So, I should perhaps have made it more clear in the last post, but these reviews may contain spoilers and I’m almost certainly not going to think about it or make a note when they arise.
Now, I promise that not all these reviews are going to be about superhero movies and I’m slightly apologetic to follow a(n accidental) Superman review with a review for Thor. But I guess I don’t have to justify myself, I’m basically talking to the aether and anyone daft enough to be reading.
I’m not going to question the science of a magic hammer letting you fly or even the feasibility of a walking metal fella.
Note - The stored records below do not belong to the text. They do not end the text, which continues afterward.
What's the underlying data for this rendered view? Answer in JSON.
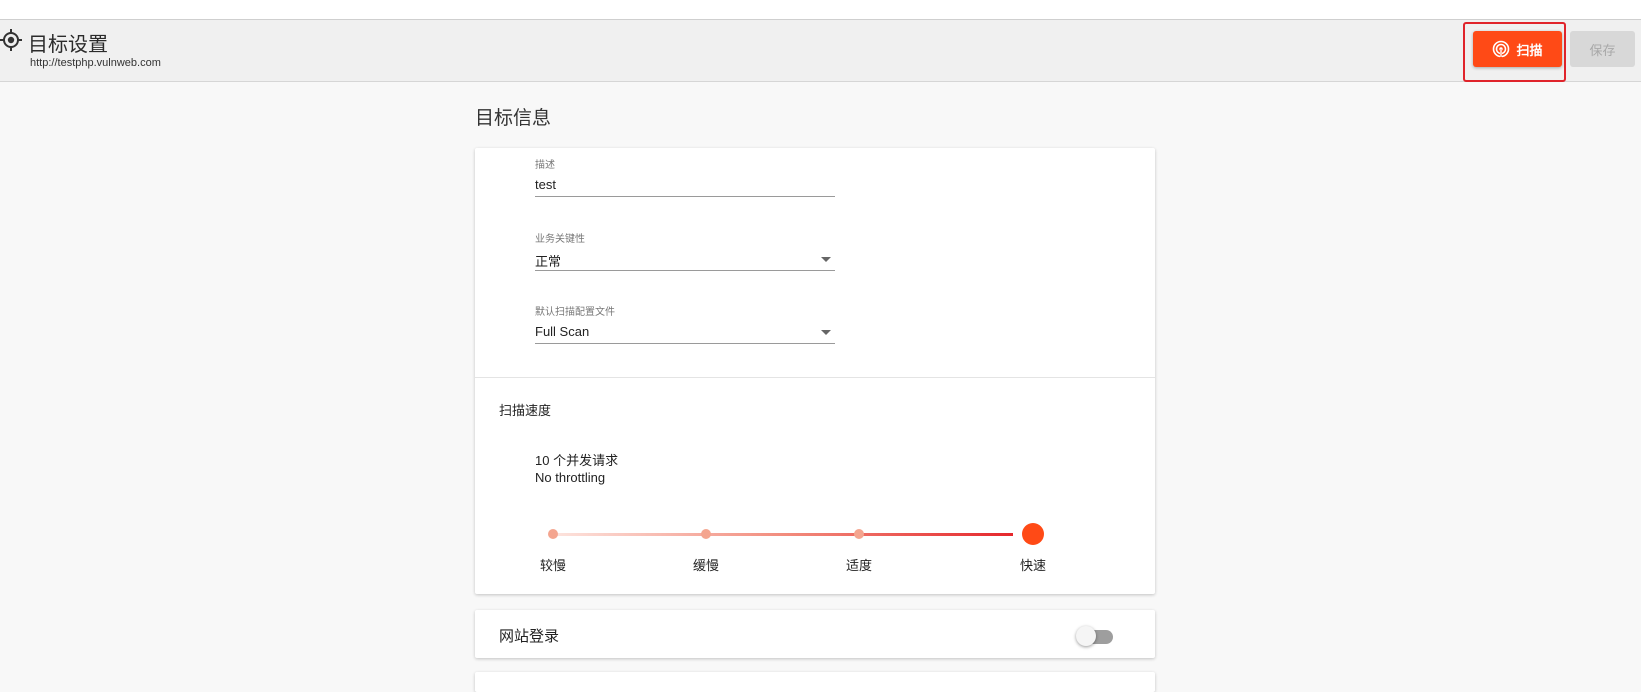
{
  "header": {
    "title": "目标设置",
    "url": "http://testphp.vulnweb.com",
    "scan_label": "扫描",
    "save_label": "保存"
  },
  "section_title": "目标信息",
  "fields": {
    "description": {
      "label": "描述",
      "value": "test"
    },
    "criticality": {
      "label": "业务关键性",
      "value": "正常"
    },
    "profile": {
      "label": "默认扫描配置文件",
      "value": "Full Scan"
    }
  },
  "speed": {
    "title": "扫描速度",
    "line1": "10 个并发请求",
    "line2": "No throttling",
    "levels": [
      "较慢",
      "缓慢",
      "适度",
      "快速"
    ],
    "selected": "快速"
  },
  "login": {
    "title": "网站登录",
    "enabled": false
  },
  "colors": {
    "accent": "#ff4a16",
    "highlight_border": "#e0242b"
  },
  "icons": {
    "target": "target-icon",
    "scan": "radar-icon"
  }
}
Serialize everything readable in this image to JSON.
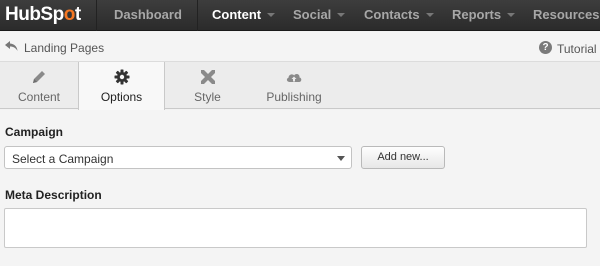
{
  "brand": {
    "logo_text": "HubSp",
    "logo_dot": "o",
    "logo_end": "t",
    "accent": "#f57722"
  },
  "nav": {
    "items": [
      {
        "label": "Dashboard"
      },
      {
        "label": "Content"
      },
      {
        "label": "Social"
      },
      {
        "label": "Contacts"
      },
      {
        "label": "Reports"
      },
      {
        "label": "Resources"
      }
    ],
    "active": "Content"
  },
  "breadcrumb": {
    "back_icon": "back-arrow-icon",
    "label": "Landing Pages"
  },
  "help": {
    "icon": "question-circle-icon",
    "glyph": "?",
    "label": "Tutorial"
  },
  "tabs": [
    {
      "label": "Content",
      "icon": "pencil-icon"
    },
    {
      "label": "Options",
      "icon": "gear-icon"
    },
    {
      "label": "Style",
      "icon": "brush-ruler-icon"
    },
    {
      "label": "Publishing",
      "icon": "cloud-upload-icon"
    }
  ],
  "active_tab": "Options",
  "form": {
    "campaign": {
      "label": "Campaign",
      "selected": "Select a Campaign",
      "add_button": "Add new..."
    },
    "meta": {
      "label": "Meta Description",
      "value": ""
    }
  }
}
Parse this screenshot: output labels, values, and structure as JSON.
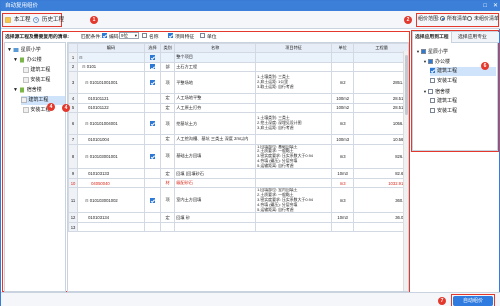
{
  "window": {
    "title": "自动复用组价"
  },
  "toolbar": {
    "this_project": "本工程",
    "history_project": "历史工程",
    "price_scope_label": "组价范围:",
    "scope_all": "所有清单",
    "scope_unpriced": "未组价清单"
  },
  "left": {
    "header": "选择源工程及需要复用的清单:",
    "tree": [
      {
        "label": "星辰小学",
        "level": 0,
        "expander": "▼"
      },
      {
        "label": "办公楼",
        "level": 1,
        "expander": "▼"
      },
      {
        "label": "建筑工程",
        "level": 2,
        "expander": ""
      },
      {
        "label": "安装工程",
        "level": 2,
        "expander": ""
      },
      {
        "label": "宿舍楼",
        "level": 1,
        "expander": "▼"
      },
      {
        "label": "建筑工程",
        "level": 2,
        "expander": ""
      },
      {
        "label": "安装工程",
        "level": 2,
        "expander": ""
      }
    ]
  },
  "filter": {
    "match_label": "匹配条件:",
    "code_label": "编码",
    "digits_value": "9位",
    "name_label": "名称",
    "feature_label": "项目特征",
    "unit_label": "单位"
  },
  "grid": {
    "columns": [
      "",
      "编码",
      "选择",
      "类别",
      "名称",
      "项目特征",
      "单位",
      "工程量"
    ],
    "rows": [
      {
        "no": "1",
        "code": "",
        "check": "on",
        "type": "",
        "name": "整个项目",
        "feature": "",
        "unit": "",
        "qty": "",
        "tall": false,
        "red": false,
        "indent": 0
      },
      {
        "no": "2",
        "code": "0101",
        "check": "on",
        "type": "部",
        "name": "土石方工程",
        "feature": "",
        "unit": "",
        "qty": "",
        "tall": false,
        "red": false,
        "indent": 1
      },
      {
        "no": "3",
        "code": "010101001001",
        "check": "on",
        "type": "项",
        "name": "平整场地",
        "feature": "1.土壤类别: 三类土\n2.弃土运距: 1公里\n3.取土运距: 自行考虑",
        "unit": "m2",
        "qty": "2851.33",
        "tall": true,
        "red": false,
        "indent": 2
      },
      {
        "no": "4",
        "code": "010101121",
        "check": "",
        "type": "定",
        "name": "人工场地平整",
        "feature": "",
        "unit": "100m2",
        "qty": "28.5133",
        "tall": false,
        "red": false,
        "indent": 3
      },
      {
        "no": "5",
        "code": "010101122",
        "check": "",
        "type": "定",
        "name": "人工原土打夯",
        "feature": "",
        "unit": "100m2",
        "qty": "28.5133",
        "tall": false,
        "red": false,
        "indent": 3
      },
      {
        "no": "6",
        "code": "010101004001",
        "check": "on",
        "type": "项",
        "name": "挖基坑土方",
        "feature": "1.土壤类别: 三类土\n2.挖土深度: 深埋见设计图\n3.弃土运距: 自行考虑",
        "unit": "m3",
        "qty": "1056.32",
        "tall": true,
        "red": false,
        "indent": 2
      },
      {
        "no": "7",
        "code": "010101004",
        "check": "",
        "type": "定",
        "name": "人工挖沟槽、基坑 三类土 深度 2m以内",
        "feature": "",
        "unit": "100m3",
        "qty": "10.5632",
        "tall": false,
        "red": false,
        "indent": 3
      },
      {
        "no": "8",
        "code": "010103001001",
        "check": "on",
        "type": "项",
        "name": "基础土方回填",
        "feature": "1.回填部位: 基础回填土\n2.土质要求: 一般黏土\n3.密实度要求: 压实系数大于0.94\n4.夯填 (碾压): 分层夯填\n5.运输距离: 自行考虑",
        "unit": "m3",
        "qty": "826.33",
        "tall": true,
        "red": false,
        "indent": 2
      },
      {
        "no": "9",
        "code": "010103133",
        "check": "",
        "type": "定",
        "name": "回填 (回填砂石",
        "feature": "",
        "unit": "10m3",
        "qty": "82.633",
        "tall": false,
        "red": false,
        "indent": 3
      },
      {
        "no": "10",
        "code": "04050040",
        "check": "",
        "type": "材",
        "name": "级配砂石",
        "feature": "",
        "unit": "m3",
        "qty": "1032.9135",
        "tall": false,
        "red": true,
        "indent": 4
      },
      {
        "no": "11",
        "code": "010103001002",
        "check": "on",
        "type": "项",
        "name": "室内土方回填",
        "feature": "1.回填部位: 室内回填土\n2.土质要求: 一般黏土\n3.密实度要求: 压实系数大于0.94\n4.夯填 (碾压): 分层夯填\n5.运输距离: 自行考虑",
        "unit": "m3",
        "qty": "360.69",
        "tall": true,
        "red": false,
        "indent": 2
      },
      {
        "no": "12",
        "code": "010103134",
        "check": "",
        "type": "定",
        "name": "回填 砂",
        "feature": "",
        "unit": "10m3",
        "qty": "36.069",
        "tall": false,
        "red": false,
        "indent": 3
      },
      {
        "no": "13",
        "code": "",
        "check": "",
        "type": "",
        "name": "",
        "feature": "",
        "unit": "",
        "qty": "",
        "tall": false,
        "red": false,
        "indent": 3
      }
    ]
  },
  "right": {
    "tab_apply": "选择应用到工程",
    "tab_major": "选择应用专业",
    "tree": [
      {
        "label": "星辰小学",
        "level": 0,
        "check": "partial"
      },
      {
        "label": "办公楼",
        "level": 1,
        "check": "partial"
      },
      {
        "label": "建筑工程",
        "level": 2,
        "check": "on",
        "sel": true
      },
      {
        "label": "安装工程",
        "level": 2,
        "check": ""
      },
      {
        "label": "宿舍楼",
        "level": 1,
        "check": ""
      },
      {
        "label": "建筑工程",
        "level": 2,
        "check": ""
      },
      {
        "label": "安装工程",
        "level": 2,
        "check": ""
      }
    ]
  },
  "footer": {
    "apply_button": "自动组价"
  },
  "badges": [
    "1",
    "2",
    "3",
    "4",
    "5",
    "6",
    "7"
  ],
  "colors": {
    "accent": "#2f7be0",
    "highlight": "#e5382c",
    "selection": "#cfe3fb"
  }
}
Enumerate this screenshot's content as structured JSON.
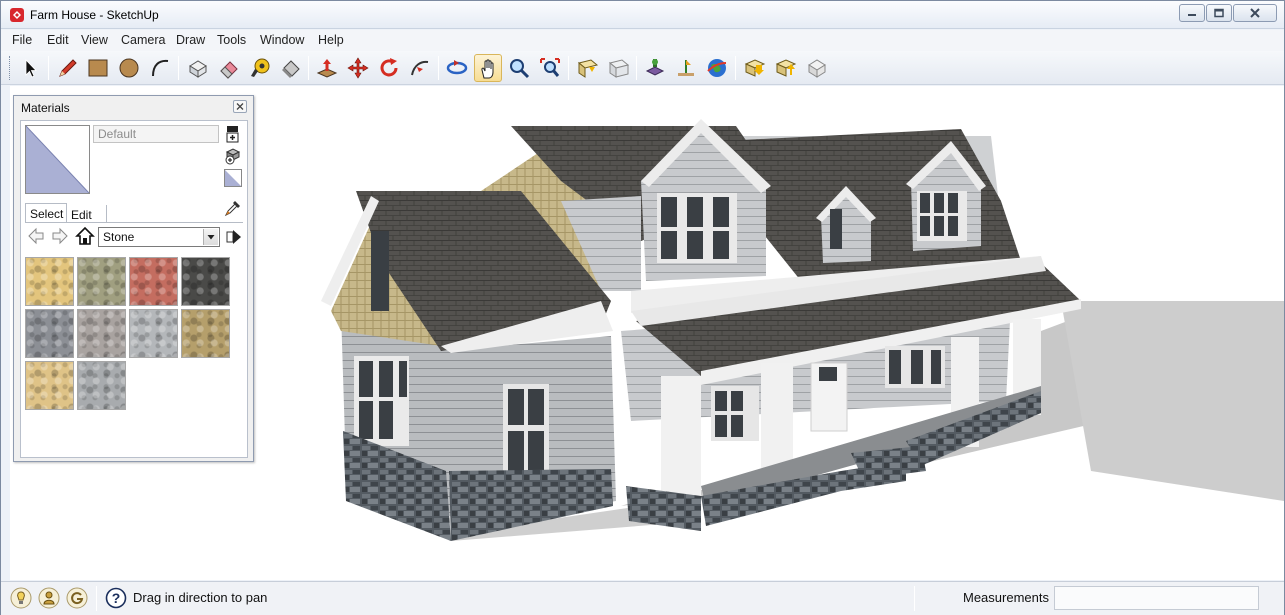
{
  "window": {
    "title": "Farm House - SketchUp"
  },
  "menu": [
    "File",
    "Edit",
    "View",
    "Camera",
    "Draw",
    "Tools",
    "Window",
    "Help"
  ],
  "toolbar": {
    "tools": [
      "select-tool",
      "pencil-tool",
      "rectangle-tool",
      "circle-tool",
      "arc-tool",
      "make-component-tool",
      "eraser-tool",
      "tape-measure-tool",
      "paint-bucket-tool",
      "push-pull-tool",
      "move-tool",
      "rotate-tool",
      "follow-me-tool",
      "orbit-tool",
      "pan-tool",
      "zoom-tool",
      "zoom-extents-tool",
      "get-models-tool",
      "share-model-tool",
      "add-location-tool",
      "toggle-terrain-tool",
      "google-earth-tool",
      "get-models-tool-2",
      "share-component-tool",
      "extension-tool"
    ],
    "active_tool": "pan-tool"
  },
  "materials": {
    "title": "Materials",
    "name_value": "Default",
    "tabs": [
      "Select",
      "Edit"
    ],
    "active_tab": "Select",
    "collection": "Stone",
    "swatch_colors": [
      "#e3c57d",
      "#a09f80",
      "#c46d60",
      "#4a4a48",
      "#8c8f95",
      "#a9a3a0",
      "#b4b7ba",
      "#b59f6b",
      "#dfc387",
      "#a8abae"
    ]
  },
  "status": {
    "hint": "Drag in direction to pan",
    "measurements_label": "Measurements",
    "measurements_value": ""
  }
}
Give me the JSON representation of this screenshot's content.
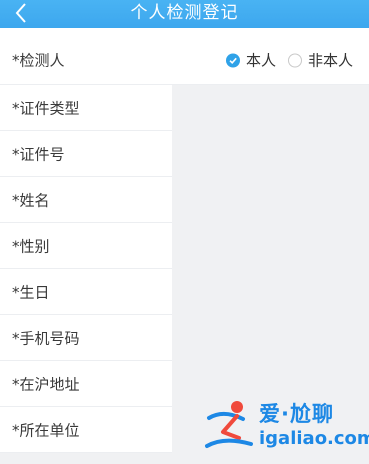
{
  "header": {
    "title": "个人检测登记",
    "back_icon": "chevron-left-icon"
  },
  "form": {
    "fields": [
      {
        "label": "*检测人"
      },
      {
        "label": "*证件类型"
      },
      {
        "label": "*证件号"
      },
      {
        "label": "*姓名"
      },
      {
        "label": "*性别"
      },
      {
        "label": "*生日"
      },
      {
        "label": "*手机号码"
      },
      {
        "label": "*在沪地址"
      },
      {
        "label": "*所在单位"
      }
    ],
    "tester_options": [
      {
        "label": "本人",
        "checked": true
      },
      {
        "label": "非本人",
        "checked": false
      }
    ]
  },
  "watermark": {
    "cn": "爱·尬聊",
    "en": "igaliao.com"
  },
  "colors": {
    "header": "#3da7ee",
    "accent": "#2fa2e8",
    "watermark": "#1d88e5"
  }
}
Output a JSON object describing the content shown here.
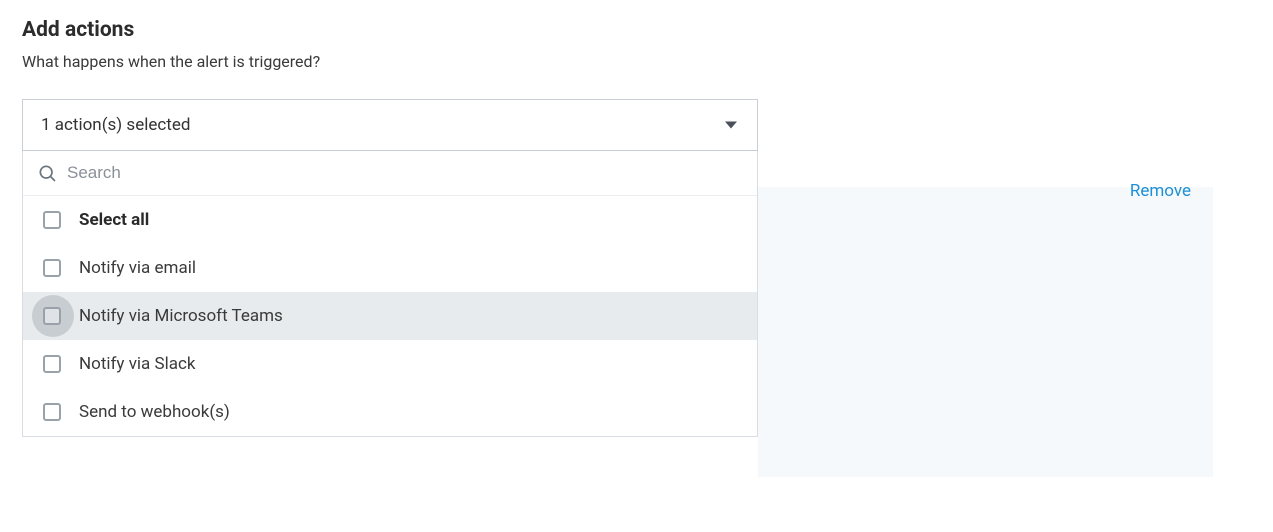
{
  "header": {
    "title": "Add actions",
    "subtitle": "What happens when the alert is triggered?"
  },
  "dropdown": {
    "selected_text": "1 action(s) selected",
    "search_placeholder": "Search",
    "select_all_label": "Select all",
    "options": [
      {
        "label": "Notify via email"
      },
      {
        "label": "Notify via Microsoft Teams"
      },
      {
        "label": "Notify via Slack"
      },
      {
        "label": "Send to webhook(s)"
      }
    ]
  },
  "panel": {
    "remove_label": "Remove"
  }
}
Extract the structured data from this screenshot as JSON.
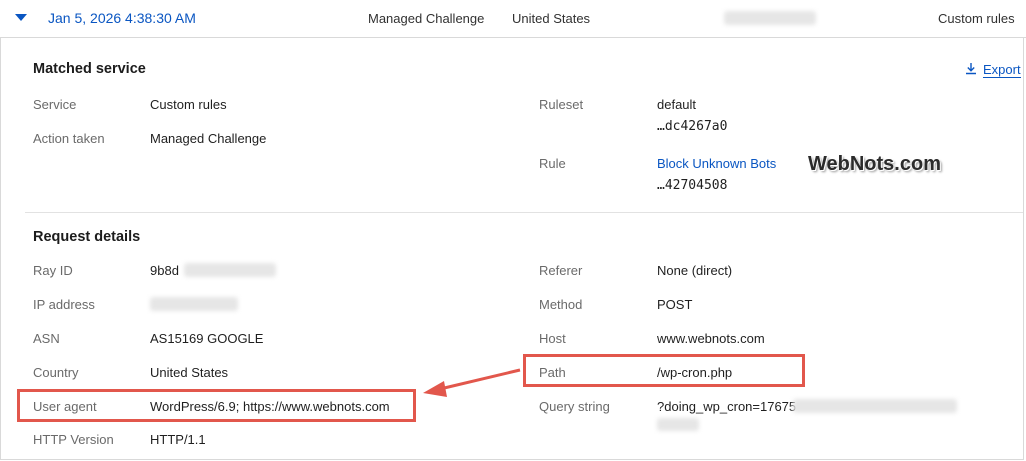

I’m going to have a look at the bifrost and the intergalactic portal it suggests.
Norse myth tells of the Bifrost, a rainbow bridge that links the godly realm Asgard with the human world of Midgard (Earth). In the film (and, I assume, Marvel’s comic interpretation, but I’m not reviewing that so) the Bifrost is depicted as an extremely high-tech particle-cannon-looking thing that is just off the coast of Asgard reached (appropriately) by a literal rainbow bridge.
When Thor reaches Earth, he ends up having a bit of a chat with some physicists which is quite enjoyable as there aren’t nearly enough physicsts in films generally – except, as previously discussed, physicists who become supervillains.
The physicists suggest that the ‘rainbow bridge’ this burly lunatic is yammering on about could actually be an Einstein-Rosen bridge (the writers get bonus points here for actually using a flashy science sounding name instead of the ever-so-common ‘wormhole’). An Eistein-Rosen bridge is a theoretical distortion in the fabric of space-time that, through a fair deal of terrifying math and solving the Einstein field equations, is most easily expressed as a singularity that links two otherwise disparate points in space. Nearly as soon as this concept was theorised it led to the realisation that the spatial link between these points would be circumventing the ‘true’ distance between them otherwise indicated by standard Euclidean geometry. Technically you wouldn’t contravene the speed of light, but if you travel the shorter distance that the bridge enables you can travel between two points faster than light could travel between them in conventional space.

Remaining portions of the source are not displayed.